C'est parti ! Aujourd'hui, j'ai pris pour la première fois le métro. Et mis pour la première fois un masque. C'était trop bien. Surtout, le masque. Non.
Si, un peu. Je ne sais pas comment est le métro en heure de pointe, mais à 10h et à midi, c'est vraiment tranquille comme jamais. Cela fait plaisir d'être tranquille sur son siège à lire Sylvain Tesson, et pas à côté d'un homme aux larges épaules ou genoux relâchés. Ah oui, et je réalise maintenant pourquoi c'était si silencieux : personne ne telephonait ! Peut-être du fait que tout le monde (ou presque) a un masque, c'est peut-être moins commode. Le masque, c'est une horreur, on ne respire plus. Mais, globalement, finalement, je me suis trouvée plus tranquille et plus dans le silence, dans le métro qu'en vélo.
Samedi 13 juin
Y'a d'la joie partout. En tout cas dans mon quartier. Tout le monde sourit et rit. Le grand Vilain est parti. Ou quasi-parti.
Dimanche 14 juin.
Je suis allée dans la forêt de Claye et de Rochefort, près de Rambouillet. Prendre un peu de sagesse auprès du silence des Arbres. J'ai croisé deux grenouilles, une musaraigne, un lézard, trois chevaux blancs très heureux, beaucoup de scarabées, des papillons blancs et un papillon bleu, de hautes fougères, des chênes, des bouleaux, des pins. Quelques humains, très peu.
Du coup, maintenant, Paris est en ZONE VERTE
Jeudi 25 juin
Un dernier mot ici. Cela a été une vraie bourrasque dans ma vie, depuis le 16 juin. Des arbres arrachés, des maisons sans plus de toiture, bien des choses déchiquetées. Que va -t-il sortir de cela. Pour le moment, j'ai un peu le sentiment que rien ne va sortir, juste une terre dévastée et rocailleuse où rien ne peut plus pousser
Néanmoins, quelques pistes trouvées, auprès des meilleurs :
Sylvain Tesson, remarquant les consignes en cas d'incendie : "En cas d'incendie. Fermez la porte. Partez. Et ne revenez pas en arrière"
Swami Prajnanpad : Parce que vous êtes tombé à terre, relevez-vous en prenant appui sur la terre même sur laquelle vous êtes tombé / tout mouvement se produit en repoussant en arrière / le fait de rejeter s'effectuera de lui-même parce que vous avancez / Vous allez grandir hors de cela, automatiquement, c'est votre plénitude. Les choses sont rejetées en arrière. Abandonner quoi que ce soit est faux. Les choses seront abandonnées, elles glisseront entre vos doigts.
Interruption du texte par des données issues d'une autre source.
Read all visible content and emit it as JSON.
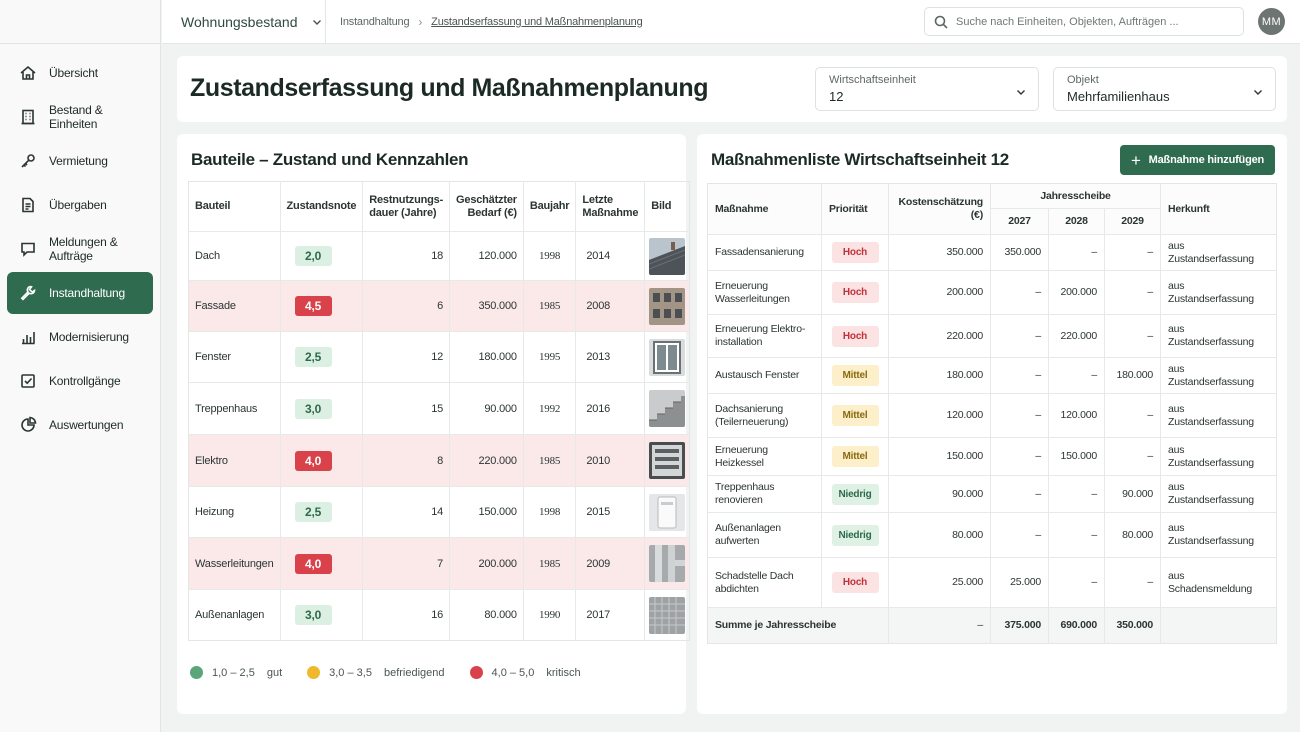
{
  "app": {
    "workspace": "Wohnungsbestand"
  },
  "breadcrumb": {
    "parent": "Instandhaltung",
    "current": "Zustandserfassung und Maßnahmenplanung"
  },
  "search": {
    "placeholder": "Suche nach Einheiten, Objekten, Aufträgen ..."
  },
  "user": {
    "initials": "MM"
  },
  "sidebar": {
    "items": [
      {
        "label": "Übersicht",
        "icon": "home-icon"
      },
      {
        "label": "Bestand & Einheiten",
        "icon": "building-icon"
      },
      {
        "label": "Vermietung",
        "icon": "key-icon"
      },
      {
        "label": "Übergaben",
        "icon": "document-icon"
      },
      {
        "label": "Meldungen & Aufträge",
        "icon": "message-icon"
      },
      {
        "label": "Instandhaltung",
        "icon": "wrench-icon",
        "active": true
      },
      {
        "label": "Modernisierung",
        "icon": "bar-chart-icon"
      },
      {
        "label": "Kontrollgänge",
        "icon": "checkbox-icon"
      },
      {
        "label": "Auswertungen",
        "icon": "pie-chart-icon"
      }
    ]
  },
  "page": {
    "title": "Zustandserfassung und Maßnahmenplanung",
    "unit_select": {
      "label": "Wirtschaftseinheit",
      "value": "12"
    },
    "object_select": {
      "label": "Objekt",
      "value": "Mehrfamilienhaus"
    }
  },
  "components": {
    "title": "Bauteile – Zustand und Kennzahlen",
    "headers": {
      "part": "Bauteil",
      "grade": "Zustandsnote",
      "life": "Restnutzungs-dauer (Jahre)",
      "need": "Geschätzter Bedarf (€)",
      "year": "Baujahr",
      "last": "Letzte Maßnahme",
      "image": "Bild"
    },
    "rows": [
      {
        "part": "Dach",
        "grade": "2,0",
        "level": "good",
        "life": "18",
        "need": "120.000",
        "year": "1998",
        "last": "2014",
        "img": "roof"
      },
      {
        "part": "Fassade",
        "grade": "4,5",
        "level": "crit",
        "life": "6",
        "need": "350.000",
        "year": "1985",
        "last": "2008",
        "img": "facade"
      },
      {
        "part": "Fenster",
        "grade": "2,5",
        "level": "good",
        "life": "12",
        "need": "180.000",
        "year": "1995",
        "last": "2013",
        "img": "window"
      },
      {
        "part": "Treppenhaus",
        "grade": "3,0",
        "level": "mid",
        "life": "15",
        "need": "90.000",
        "year": "1992",
        "last": "2016",
        "img": "stairs"
      },
      {
        "part": "Elektro",
        "grade": "4,0",
        "level": "crit",
        "life": "8",
        "need": "220.000",
        "year": "1985",
        "last": "2010",
        "img": "electric"
      },
      {
        "part": "Heizung",
        "grade": "2,5",
        "level": "good",
        "life": "14",
        "need": "150.000",
        "year": "1998",
        "last": "2015",
        "img": "heater"
      },
      {
        "part": "Wasserleitungen",
        "grade": "4,0",
        "level": "crit",
        "life": "7",
        "need": "200.000",
        "year": "1985",
        "last": "2009",
        "img": "pipes"
      },
      {
        "part": "Außenanlagen",
        "grade": "3,0",
        "level": "mid",
        "life": "16",
        "need": "80.000",
        "year": "1990",
        "last": "2017",
        "img": "paving"
      }
    ],
    "legend": [
      {
        "range": "1,0 – 2,5",
        "label": "gut",
        "color": "#5aa57a"
      },
      {
        "range": "3,0 – 3,5",
        "label": "befriedigend",
        "color": "#f0b92c"
      },
      {
        "range": "4,0 – 5,0",
        "label": "kritisch",
        "color": "#d9424a"
      }
    ]
  },
  "measures": {
    "title": "Maßnahmenliste Wirtschaftseinheit 12",
    "add_label": "Maßnahme hinzufügen",
    "headers": {
      "measure": "Maßnahme",
      "priority": "Priorität",
      "cost": "Kostenschätzung (€)",
      "years_group": "Jahresscheibe",
      "y1": "2027",
      "y2": "2028",
      "y3": "2029",
      "origin": "Herkunft"
    },
    "rows": [
      {
        "measure": "Fassadensanierung",
        "priority": "Hoch",
        "p": "hoch",
        "cost": "350.000",
        "y1": "350.000",
        "y2": "–",
        "y3": "–",
        "origin": "aus Zustandserfassung"
      },
      {
        "measure": "Erneuerung Wasserleitungen",
        "priority": "Hoch",
        "p": "hoch",
        "cost": "200.000",
        "y1": "–",
        "y2": "200.000",
        "y3": "–",
        "origin": "aus Zustandserfassung"
      },
      {
        "measure": "Erneuerung Elektro-installation",
        "priority": "Hoch",
        "p": "hoch",
        "cost": "220.000",
        "y1": "–",
        "y2": "220.000",
        "y3": "–",
        "origin": "aus Zustandserfassung"
      },
      {
        "measure": "Austausch Fenster",
        "priority": "Mittel",
        "p": "mittel",
        "cost": "180.000",
        "y1": "–",
        "y2": "–",
        "y3": "180.000",
        "origin": "aus Zustandserfassung"
      },
      {
        "measure": "Dachsanierung (Teilerneuerung)",
        "priority": "Mittel",
        "p": "mittel",
        "cost": "120.000",
        "y1": "–",
        "y2": "120.000",
        "y3": "–",
        "origin": "aus Zustandserfassung"
      },
      {
        "measure": "Erneuerung Heizkessel",
        "priority": "Mittel",
        "p": "mittel",
        "cost": "150.000",
        "y1": "–",
        "y2": "150.000",
        "y3": "–",
        "origin": "aus Zustandserfassung"
      },
      {
        "measure": "Treppenhaus renovieren",
        "priority": "Niedrig",
        "p": "niedrig",
        "cost": "90.000",
        "y1": "–",
        "y2": "–",
        "y3": "90.000",
        "origin": "aus Zustandserfassung"
      },
      {
        "measure": "Außenanlagen aufwerten",
        "priority": "Niedrig",
        "p": "niedrig",
        "cost": "80.000",
        "y1": "–",
        "y2": "–",
        "y3": "80.000",
        "origin": "aus Zustandserfassung"
      },
      {
        "measure": "Schadstelle Dach abdichten",
        "priority": "Hoch",
        "p": "hoch",
        "cost": "25.000",
        "y1": "25.000",
        "y2": "–",
        "y3": "–",
        "origin": "aus Schadensmeldung"
      }
    ],
    "sum": {
      "label": "Summe je Jahresscheibe",
      "cost": "–",
      "y1": "375.000",
      "y2": "690.000",
      "y3": "350.000"
    }
  }
}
L'homme devient le Seigneur de lui-même.
Ramana Maharshi : Ne faites aucun effort dans l'action ou dans le renoncement. L'effort est une servitude. Ce qui doit arriver, arrivera. Toutes les actions s'accompliront d'elles-memes.
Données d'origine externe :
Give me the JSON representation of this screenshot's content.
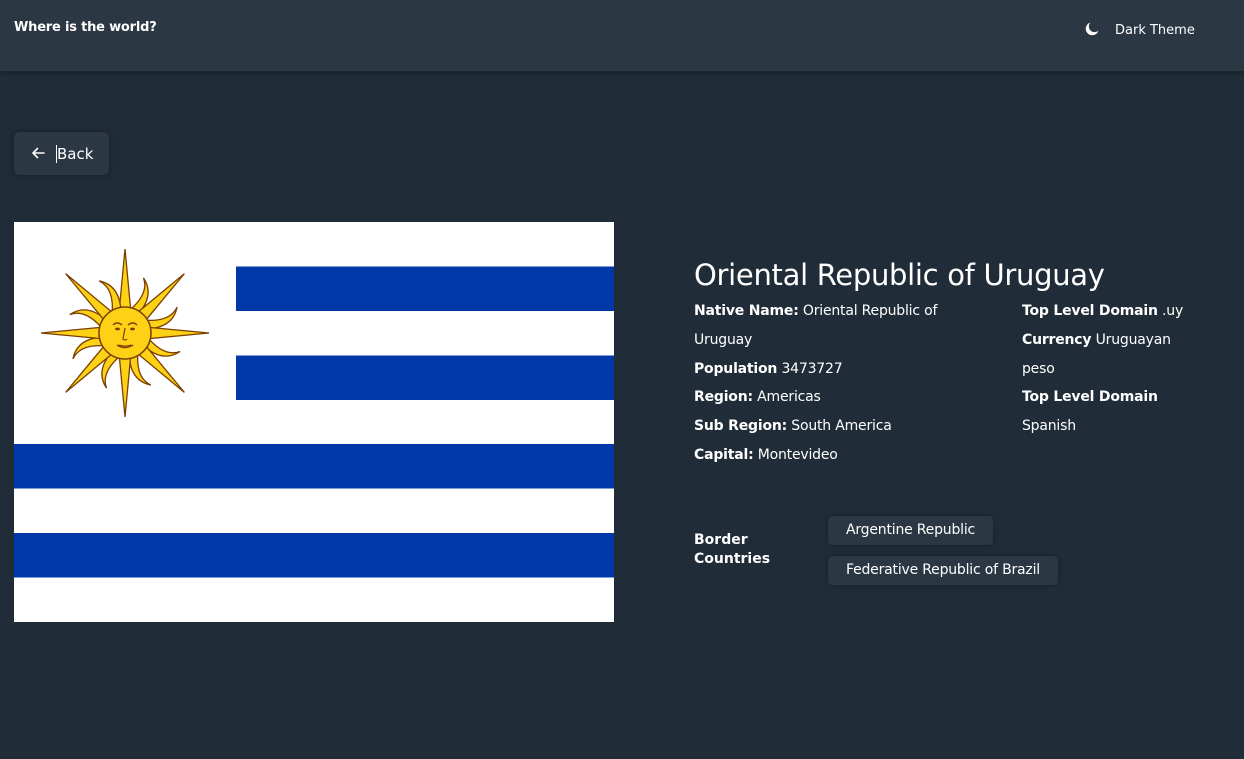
{
  "header": {
    "title": "Where is the world?",
    "theme_icon": "moon-icon",
    "theme_label": "Dark Theme"
  },
  "back": {
    "icon": "arrow-left-icon",
    "label": "Back"
  },
  "flag": {
    "alt": "Flag of Uruguay",
    "colors": {
      "white": "#ffffff",
      "blue": "#0038a8",
      "sun": "#fcd116",
      "sun_outline": "#7b3f00"
    }
  },
  "country": {
    "name": "Oriental Republic of Uruguay",
    "native_name_label": "Native Name:",
    "native_name": "Oriental Republic of Uruguay",
    "population_label": "Population",
    "population": "3473727",
    "region_label": "Region:",
    "region": "Americas",
    "subregion_label": "Sub Region:",
    "subregion": "South America",
    "capital_label": "Capital:",
    "capital": "Montevideo",
    "tld_label": "Top Level Domain",
    "tld": ".uy",
    "currency_label": "Currency",
    "currency": "Uruguayan peso",
    "languages_label": "Top Level Domain",
    "languages": "Spanish"
  },
  "borders": {
    "label": "Border Countries",
    "items": [
      "Argentine Republic",
      "Federative Republic of Brazil"
    ]
  },
  "colors": {
    "background": "#202c37",
    "surface": "#2b3743",
    "text": "#ffffff"
  }
}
Ce qui reste de moi dit : C'est effrayant ce que dit toute cette sagesse. Après la bourrasque qui a tout arraché et dévasté, depuis, à chaque démarche que je tente pour reconstruire un cabanon de fortune quelque part, c'est l'échec qui me cerne. J'ai, en effet, tout à fait le sentiment que tout me glisse entre les doigts. Et je ne me sens pas prête pour cela. Et je sais que cela ne sert à rien de n'être pas prête, cela n'empêchera jamais les choses de glisser entre les doigts si c'est là leur pente. Par exemple : on peut ne pas être d'accord pour mourir maintenant, tout de suite. N'empêche. On meurt.
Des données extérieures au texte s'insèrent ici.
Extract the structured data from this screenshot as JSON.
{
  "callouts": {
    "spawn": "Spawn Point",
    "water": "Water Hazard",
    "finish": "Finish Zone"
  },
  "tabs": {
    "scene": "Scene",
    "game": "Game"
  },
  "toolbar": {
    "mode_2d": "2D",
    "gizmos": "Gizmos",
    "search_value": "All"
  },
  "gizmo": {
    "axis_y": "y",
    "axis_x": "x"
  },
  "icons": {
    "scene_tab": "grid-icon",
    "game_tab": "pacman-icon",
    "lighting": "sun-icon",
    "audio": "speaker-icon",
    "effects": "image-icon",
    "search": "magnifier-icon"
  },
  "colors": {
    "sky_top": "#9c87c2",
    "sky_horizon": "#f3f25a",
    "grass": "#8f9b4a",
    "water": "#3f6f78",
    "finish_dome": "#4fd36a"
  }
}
Swami Prajnanpad : vous agissez poussé par l'action et la réaction. La vie fonctionne toujours par action et réaction. Les hauts et les bas sont différentes formes en mouvement. Le mouvement va de l'avant en passant par des hauts et des bas. Vous ne pouvez pas fixer votre attention seulement sur les hauts, parce que les hauts et les bas sont les deux modes de progression.
La dame, dans le bas du bas dit : oui, j'avais eu le projet d'aller voir le grand Canyon, cet été. Cela n'est plus gênant que ce projet doive aussi être annulé : je l'ai en direct, à l'intérieur de moi, pour un bon petit moment on dirait... avant que cela remonte?